Life isn't going to be all smooth sailing - Al-Anon doesn't promise me that I will be granted a reprieve from having to deal with life's usual trials and tribulations. It teaches me how to move through my life with a better understanding of, and compassion for - myself, and others. I still have to deal with the same problems, it's how I choose to do so that changes.

At one time, I'd have dealt with my dawning understanding of how this person could affect me, by cutting them off completely - total avoidance. I don't do that nowadays, but I do make sure that I'm emotionally detached from the parts of their character which are dangerous to my serenity.

If they call, I decide whether or not I've got the energy to listen, before I pick up.  When I do answer the phone to their call, and that current of complaint starts gathering momentum, I can stand on the bank, and watch the river flow. I no longer feel the need to dive in and try to rescue someone, who hasn't the slightest interest in being saved; someone who fights wildly any attempt on my part, to steer the conversation shorewards. I watch, I throw out a few flotation devices, and I wave as they are carried off out of sight. I have no intention of drowning alongside them.
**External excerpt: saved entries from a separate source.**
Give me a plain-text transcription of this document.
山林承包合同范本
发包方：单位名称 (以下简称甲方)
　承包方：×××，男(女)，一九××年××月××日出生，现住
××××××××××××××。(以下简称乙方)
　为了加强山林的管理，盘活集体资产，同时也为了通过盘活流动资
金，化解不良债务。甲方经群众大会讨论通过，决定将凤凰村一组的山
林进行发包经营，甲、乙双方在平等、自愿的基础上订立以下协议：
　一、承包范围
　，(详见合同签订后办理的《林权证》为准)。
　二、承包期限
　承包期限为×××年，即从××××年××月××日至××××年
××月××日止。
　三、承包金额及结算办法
That may sound harsh to those of you new to program, but we can only save ourselves. There is no way for me to force this person to choose a more positive and accepting attitude; I have enough on my plate some days, with the effort to steer my own thinking in a better direction.

I do what is humanly possible, and I turn the rest over to my Higher Power.


  1. I too have found that I don't need to just go with the flow and can extricate myself from their anger and negativity. It is a great improvement for me.

  2. I, too, have learned that I do better when I surround myself with people who lift me up or those who are placed in my path that I can lift up (with a smile, a hug, or sharing). I have had to end some relationships and have pursued others with this in mind. It took me a long time to learn this. I can listen, pray for, and let go. Simple but not easy.


  3. I too have learned this lesson. I have much more serenity when I am able to emotionally detach from the drama of others...instead of "fixing" them!